Dilly presented the week’s last little mystery. She’d told Chester all about Al’s dance for the Yanks returning to America and he hadn’t said a word, just changed the subject. ‘I thought he hadn’t taken it in at first, Zeld, so I brought it up later and he changed the subject again. He started talking about some singer called Billie Holiday. Anyway, Chester ignored it again just as we were saying good night. Instead of saying anything about the dance, he kept on about how I had to hear this Billie person. Funny thing, this Billie Holiday’s a girl, not a chap like you’d imagine. What do you think, Zeld?’
‘Well, I suppose if you want to call your daughter by a bloke’s name, it’s up to you,’ I answered.
‘No, silly, not about her name, about the fact that Chester keeps changing the subject when I talk about the dance.’
I didn’t know what to think, so we carried on mending her summer coat instead. It had ripped under the arm, and the lining was a mess as well.
‘Zelda …’ Dilly began, trying hard not to look at my bruises, which were fading. ‘What are you going to do about Charlie? You can’t let him go on hitting you. He’ll do for you one of these days, then where will you be?’
‘The cemetery?’ I suggested.
‘Don’t even joke about it, Zeld. It ain’t funny.’
‘I know, Dills. But if I don’t joke, I’ll cry, and what good will that do? The truth is, I don’t know what to do. Zinnia reckons I should think about leaving him, but I don’t know. Where would I go? How could I leave all my family and friends? What would I do for money? It all needs a lot of thinking about. The trouble is, the minute I start thinking, the worse I feel. It all seems so hopeless.’
I snivelled a bit there and stopped talking. I only got upset if I talked about it. What’s more, I couldn’t get used to all these people in the know. Up until the last beating, Charlie’s temper h
ad been our little secret. If you can call it little.
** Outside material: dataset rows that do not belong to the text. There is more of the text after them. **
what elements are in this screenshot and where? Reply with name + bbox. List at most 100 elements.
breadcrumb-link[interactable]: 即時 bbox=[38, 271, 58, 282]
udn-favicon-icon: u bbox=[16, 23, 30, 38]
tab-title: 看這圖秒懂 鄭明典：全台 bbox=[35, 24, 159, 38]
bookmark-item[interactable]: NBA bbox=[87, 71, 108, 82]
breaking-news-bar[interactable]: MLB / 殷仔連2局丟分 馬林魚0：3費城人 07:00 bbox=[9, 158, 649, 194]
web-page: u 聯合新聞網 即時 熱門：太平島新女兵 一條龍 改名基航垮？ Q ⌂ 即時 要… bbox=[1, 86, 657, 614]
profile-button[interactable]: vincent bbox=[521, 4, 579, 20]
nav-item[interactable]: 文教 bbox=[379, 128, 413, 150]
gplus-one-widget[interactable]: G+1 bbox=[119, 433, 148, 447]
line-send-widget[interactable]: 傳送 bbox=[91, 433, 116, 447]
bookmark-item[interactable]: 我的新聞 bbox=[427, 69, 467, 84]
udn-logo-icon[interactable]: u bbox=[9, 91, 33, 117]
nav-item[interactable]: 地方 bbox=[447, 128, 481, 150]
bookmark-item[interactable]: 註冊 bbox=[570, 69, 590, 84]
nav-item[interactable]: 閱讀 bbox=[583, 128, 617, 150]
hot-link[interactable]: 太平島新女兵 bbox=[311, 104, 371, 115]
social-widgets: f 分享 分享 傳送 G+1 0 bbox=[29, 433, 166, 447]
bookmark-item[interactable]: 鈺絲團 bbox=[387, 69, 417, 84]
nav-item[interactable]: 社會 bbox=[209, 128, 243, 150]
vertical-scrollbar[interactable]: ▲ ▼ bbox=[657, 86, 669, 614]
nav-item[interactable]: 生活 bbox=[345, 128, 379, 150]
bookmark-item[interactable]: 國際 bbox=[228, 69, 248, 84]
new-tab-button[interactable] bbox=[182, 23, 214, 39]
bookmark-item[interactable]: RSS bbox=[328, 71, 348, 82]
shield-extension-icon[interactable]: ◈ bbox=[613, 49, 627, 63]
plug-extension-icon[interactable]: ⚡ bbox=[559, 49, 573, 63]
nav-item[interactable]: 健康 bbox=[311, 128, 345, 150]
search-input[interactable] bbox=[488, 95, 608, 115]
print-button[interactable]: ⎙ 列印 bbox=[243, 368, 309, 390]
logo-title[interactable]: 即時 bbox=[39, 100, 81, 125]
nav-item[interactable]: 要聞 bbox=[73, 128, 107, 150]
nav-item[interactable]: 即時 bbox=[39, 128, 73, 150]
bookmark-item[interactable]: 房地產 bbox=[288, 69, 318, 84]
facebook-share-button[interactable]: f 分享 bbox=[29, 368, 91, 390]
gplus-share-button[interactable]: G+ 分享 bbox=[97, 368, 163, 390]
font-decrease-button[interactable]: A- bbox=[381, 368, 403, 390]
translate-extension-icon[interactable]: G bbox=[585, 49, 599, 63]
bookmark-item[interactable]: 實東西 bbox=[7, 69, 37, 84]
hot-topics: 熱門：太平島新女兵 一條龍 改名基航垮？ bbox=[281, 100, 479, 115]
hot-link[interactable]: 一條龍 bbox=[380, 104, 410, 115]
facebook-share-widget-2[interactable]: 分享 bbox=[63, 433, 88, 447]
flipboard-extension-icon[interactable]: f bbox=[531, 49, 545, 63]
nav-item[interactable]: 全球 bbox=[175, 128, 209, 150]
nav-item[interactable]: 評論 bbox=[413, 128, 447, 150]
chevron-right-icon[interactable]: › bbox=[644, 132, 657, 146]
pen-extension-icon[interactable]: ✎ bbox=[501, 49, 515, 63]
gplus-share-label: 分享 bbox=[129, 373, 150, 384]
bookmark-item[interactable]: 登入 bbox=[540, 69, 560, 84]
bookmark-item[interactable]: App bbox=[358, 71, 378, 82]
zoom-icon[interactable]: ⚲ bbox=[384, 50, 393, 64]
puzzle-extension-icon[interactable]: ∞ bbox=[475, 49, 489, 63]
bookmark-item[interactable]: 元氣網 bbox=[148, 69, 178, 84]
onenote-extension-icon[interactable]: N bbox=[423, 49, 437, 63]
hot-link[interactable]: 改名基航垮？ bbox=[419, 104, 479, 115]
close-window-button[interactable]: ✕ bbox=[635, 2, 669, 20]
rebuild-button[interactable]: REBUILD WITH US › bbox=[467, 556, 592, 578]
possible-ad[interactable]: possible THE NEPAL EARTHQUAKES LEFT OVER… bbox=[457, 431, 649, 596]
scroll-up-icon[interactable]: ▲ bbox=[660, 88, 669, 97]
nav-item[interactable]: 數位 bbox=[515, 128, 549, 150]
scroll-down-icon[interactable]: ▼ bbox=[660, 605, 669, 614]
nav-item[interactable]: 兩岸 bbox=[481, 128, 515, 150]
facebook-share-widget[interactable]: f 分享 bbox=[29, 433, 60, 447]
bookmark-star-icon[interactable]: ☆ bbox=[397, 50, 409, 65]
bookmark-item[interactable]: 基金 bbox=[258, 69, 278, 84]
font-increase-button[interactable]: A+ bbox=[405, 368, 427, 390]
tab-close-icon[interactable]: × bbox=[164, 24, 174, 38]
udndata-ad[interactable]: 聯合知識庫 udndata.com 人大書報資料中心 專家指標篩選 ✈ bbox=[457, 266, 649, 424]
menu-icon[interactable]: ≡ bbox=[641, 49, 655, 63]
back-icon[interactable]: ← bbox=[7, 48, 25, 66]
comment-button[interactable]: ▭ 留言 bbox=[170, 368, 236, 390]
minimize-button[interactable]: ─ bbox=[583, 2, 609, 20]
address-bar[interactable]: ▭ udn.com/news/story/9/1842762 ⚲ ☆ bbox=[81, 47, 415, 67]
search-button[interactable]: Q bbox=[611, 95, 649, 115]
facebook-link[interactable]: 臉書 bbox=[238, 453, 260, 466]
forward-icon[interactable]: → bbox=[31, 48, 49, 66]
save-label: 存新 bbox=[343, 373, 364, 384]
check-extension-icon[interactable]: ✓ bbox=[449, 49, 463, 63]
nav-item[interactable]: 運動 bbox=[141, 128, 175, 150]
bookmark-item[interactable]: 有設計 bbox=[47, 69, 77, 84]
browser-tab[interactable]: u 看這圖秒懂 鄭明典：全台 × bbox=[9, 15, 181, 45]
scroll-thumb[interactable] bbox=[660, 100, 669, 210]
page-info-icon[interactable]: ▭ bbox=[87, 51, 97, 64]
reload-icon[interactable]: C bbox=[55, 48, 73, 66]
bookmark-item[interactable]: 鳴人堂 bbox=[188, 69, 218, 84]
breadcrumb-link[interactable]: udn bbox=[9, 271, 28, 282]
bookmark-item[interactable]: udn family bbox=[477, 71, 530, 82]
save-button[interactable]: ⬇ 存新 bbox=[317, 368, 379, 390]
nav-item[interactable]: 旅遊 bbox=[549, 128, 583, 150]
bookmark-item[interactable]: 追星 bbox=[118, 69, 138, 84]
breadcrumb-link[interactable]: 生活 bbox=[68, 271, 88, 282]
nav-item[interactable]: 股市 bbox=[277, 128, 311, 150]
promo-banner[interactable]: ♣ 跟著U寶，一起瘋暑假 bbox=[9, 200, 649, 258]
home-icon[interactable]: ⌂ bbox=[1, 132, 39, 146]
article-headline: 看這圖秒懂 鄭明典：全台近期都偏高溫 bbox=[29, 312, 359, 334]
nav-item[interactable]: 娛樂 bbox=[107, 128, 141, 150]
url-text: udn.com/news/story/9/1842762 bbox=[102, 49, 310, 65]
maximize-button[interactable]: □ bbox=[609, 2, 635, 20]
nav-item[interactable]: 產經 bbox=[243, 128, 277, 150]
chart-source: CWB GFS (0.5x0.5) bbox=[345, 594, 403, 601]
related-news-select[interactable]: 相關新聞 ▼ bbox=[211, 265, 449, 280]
I did try telling another of my friends early on, but all she said was, ‘What, Charlie? Don’t be daft. He’s a laugh, is Charlie, and underneath it all, he’s a right old softy.’ Which showed what she knew. ‘You can’t be treating him right. Try and spice up you-know-what.’ She winked. ‘You know, the bedroom,’ she mouthed, thinking I might be too stupid to understand. I understood all right. I understood that, despite being pals all our lives, she didn’t want to know my troubles. The minute I told her about Charlie, she started cutting me dead in the street. I never really knew why, exactly, except perhaps that I reminded her of her own situation in some way. Her marriage can’t have been a happy one. She was stuck with a man a good bit older than her, who had a nasty squint and managed to dodge the army and any other paid work. He spent a lot of time whining about his lot in life and hardly any time at all trying to do anything about it. Maybe he hit her as well; he certainly called the shots in every other department. She made me realize, though, that Charlie losing his rag and beating me was not the sort of thing most people wanted to hear about. Worse, they were likely to think it was all my fault, that I was a lousy wife.
I had never talked about it again, not until Charlie’s last leave, and even then only reluctantly. Looking back, I can’t for the life of me think why I felt so ashamed. I only know that I did. By rights, it should have been Charlie who felt shame, but he always maintained that I asked for it. But he never told me how, so that I could stop.
16
Mrs Dunmore was unusually scratchy on Friday morning. Nothing and nobody pleased her. She kept us hard at work for every second; we didn’t even have time for the usual fag break. Mrs D. was a nervy sort, thin with sharp features. Her movements were fast and jerky, but often appeared to be without much of a purpose – besides checking up on the rest of us and cracking the whip, that is; she excelled at that.